Dieses Gebäude sollte versteigert werden - es ist eines der ältesten in der Innenstadt von Meschede.
Dieses Gebäude sollte versteigert werden - es ist eines der ältesten in der Innenstadt von Meschede.
Foto: WP
Für eines der ältesten Gebäude in Meschede ist bei einer Zwangsversteigerung kein neuer Käufer gefunden worden. Im Frühjahr ist ein neuer Versuch.

Meschede.  Trotz seiner prominenten Lage mit 241 Quadratmetern direkt neben dem alten Postgebäude und gegenüber der St.-Walburga-Kirche sowie eines günstigen Preises: Das Fachwerkgebäude am Stiftsplatz, eines der ältesten in der Stadt, wird weiter leer stehen. Bei einer Zwangsversteigerung am Mescheder Amtsgericht fand sich kein Käufer dafür.
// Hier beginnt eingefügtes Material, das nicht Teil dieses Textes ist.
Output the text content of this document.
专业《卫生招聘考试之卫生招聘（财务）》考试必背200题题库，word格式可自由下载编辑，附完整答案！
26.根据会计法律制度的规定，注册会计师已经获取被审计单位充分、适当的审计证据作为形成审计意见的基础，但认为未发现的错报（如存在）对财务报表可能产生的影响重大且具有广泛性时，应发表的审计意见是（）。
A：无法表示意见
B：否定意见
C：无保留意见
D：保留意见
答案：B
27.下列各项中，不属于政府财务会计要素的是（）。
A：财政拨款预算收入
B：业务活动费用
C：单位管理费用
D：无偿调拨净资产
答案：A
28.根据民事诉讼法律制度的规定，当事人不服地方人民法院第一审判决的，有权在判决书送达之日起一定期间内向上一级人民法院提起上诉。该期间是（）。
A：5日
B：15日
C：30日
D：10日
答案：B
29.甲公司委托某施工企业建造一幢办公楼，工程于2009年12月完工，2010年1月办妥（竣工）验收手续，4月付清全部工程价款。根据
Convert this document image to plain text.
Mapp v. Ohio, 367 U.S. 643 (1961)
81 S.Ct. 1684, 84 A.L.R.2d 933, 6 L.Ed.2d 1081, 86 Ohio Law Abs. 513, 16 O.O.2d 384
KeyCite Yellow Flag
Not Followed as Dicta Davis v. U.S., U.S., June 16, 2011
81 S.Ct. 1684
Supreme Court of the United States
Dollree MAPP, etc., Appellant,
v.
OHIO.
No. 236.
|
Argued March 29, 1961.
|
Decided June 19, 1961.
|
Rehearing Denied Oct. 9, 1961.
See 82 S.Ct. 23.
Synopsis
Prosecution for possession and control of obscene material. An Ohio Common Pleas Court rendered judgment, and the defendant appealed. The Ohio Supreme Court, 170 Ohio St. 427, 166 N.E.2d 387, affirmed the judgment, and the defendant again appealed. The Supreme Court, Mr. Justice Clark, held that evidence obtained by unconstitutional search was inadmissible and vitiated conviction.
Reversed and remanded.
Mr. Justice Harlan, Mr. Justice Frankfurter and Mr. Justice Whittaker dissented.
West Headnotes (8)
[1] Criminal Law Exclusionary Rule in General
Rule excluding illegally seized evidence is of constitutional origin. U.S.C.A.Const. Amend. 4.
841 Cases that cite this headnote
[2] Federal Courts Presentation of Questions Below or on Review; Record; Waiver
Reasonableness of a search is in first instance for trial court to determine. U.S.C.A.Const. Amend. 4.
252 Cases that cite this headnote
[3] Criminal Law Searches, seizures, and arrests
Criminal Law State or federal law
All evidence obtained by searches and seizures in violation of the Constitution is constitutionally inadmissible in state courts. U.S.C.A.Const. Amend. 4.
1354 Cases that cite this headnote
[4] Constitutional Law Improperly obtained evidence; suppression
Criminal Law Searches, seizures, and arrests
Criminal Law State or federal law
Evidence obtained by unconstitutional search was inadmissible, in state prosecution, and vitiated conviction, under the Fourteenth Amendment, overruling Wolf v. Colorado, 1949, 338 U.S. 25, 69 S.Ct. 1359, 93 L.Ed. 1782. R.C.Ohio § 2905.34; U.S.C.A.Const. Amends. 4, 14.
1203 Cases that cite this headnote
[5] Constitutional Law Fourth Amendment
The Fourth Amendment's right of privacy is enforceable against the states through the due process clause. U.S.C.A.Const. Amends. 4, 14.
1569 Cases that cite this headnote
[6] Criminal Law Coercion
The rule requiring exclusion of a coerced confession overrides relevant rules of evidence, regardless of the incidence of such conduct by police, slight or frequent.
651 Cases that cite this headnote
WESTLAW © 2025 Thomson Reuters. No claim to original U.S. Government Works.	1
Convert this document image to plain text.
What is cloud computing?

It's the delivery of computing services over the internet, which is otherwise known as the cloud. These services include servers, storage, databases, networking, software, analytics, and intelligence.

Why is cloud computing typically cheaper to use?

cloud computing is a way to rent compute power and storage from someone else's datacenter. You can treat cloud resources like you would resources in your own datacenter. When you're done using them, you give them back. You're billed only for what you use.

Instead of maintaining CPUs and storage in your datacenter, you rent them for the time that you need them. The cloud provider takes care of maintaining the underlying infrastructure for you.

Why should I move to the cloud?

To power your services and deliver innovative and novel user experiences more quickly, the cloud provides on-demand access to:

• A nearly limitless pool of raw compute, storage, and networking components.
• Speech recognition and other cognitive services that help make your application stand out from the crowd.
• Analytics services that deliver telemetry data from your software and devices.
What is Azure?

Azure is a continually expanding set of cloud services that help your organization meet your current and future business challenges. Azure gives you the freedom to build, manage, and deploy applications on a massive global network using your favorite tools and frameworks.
Voraussichtlich im nächsten Frühjahr wird es einen erneuten Versteigerungstermin geben. Für das Grundstück mitsamt dem Wohn- und Geschäftshaus war ein Marktwert von nur 50 300 Euro ermittelt worden – eigentlich viel zu niedrig für diese Lage, meinte der Bevollmächtigte einer Bausparkasse als Hauptgläubiger in dem Versteigerungsverfahren. Belastet ist das Grundstück mit Schulden in fünfstelliger Höhe, die Mescheder Stadtkasse fordert noch 1878 Euro an ausstehenden Grundsteuern ein.

Nur zwei Gebote

Die Bausparkasse wollte zumindest diese 50 000 Euro erzielen. Tatsächlich geboten wurden aber nur 25 000 Euro von einem Mescheder sowie 40 000 Euro von der Grundstücks-Verwertungsgesellschaft eben jener Bausparkasse – beiden Angeboten wurde der Zuschlag verweigert, mehr Interessenten gab es nicht.

Erben gesucht

Um das Jahr 1860 soll das Fachwerkhaus entstanden sein. Seit 1998 steht es unter Denkmalschutz, auch wenn 2004 Kunststofffenster eingebaut wurden. Der Denkmalschutz könnte potenzielle Käufer abschrecken – offen ist zum Beispiel, ob ein denkbarer Ausbau des Dachgeschosses überhaupt genehmigt würde. Hinzu kommt ein schlechter Bauzustand mit Feuchtigkeitsschäden und undichtem Dach. In welchem Zustand sich das Holzfachwerk befindet, ist offen. Der Sachverständige spricht von einem „erheblichen Unterhaltungsstau und allgemeinen Renovierungsbedarf“. Weder das 50 Quadratmeter große Ladenlokal noch die veraltete Wohnung im Obergeschoss sind derzeit vermietet.

Das Gebäude war im Februar beschlagnahmt worden und steht unter Zwangsverwaltung. Nach dem Tod des ursprünglichen Eigentümers sind die aktuellen Eigentümer unbekannt: Ein Nachlasspfleger versucht, Erben ausfindig zu machen.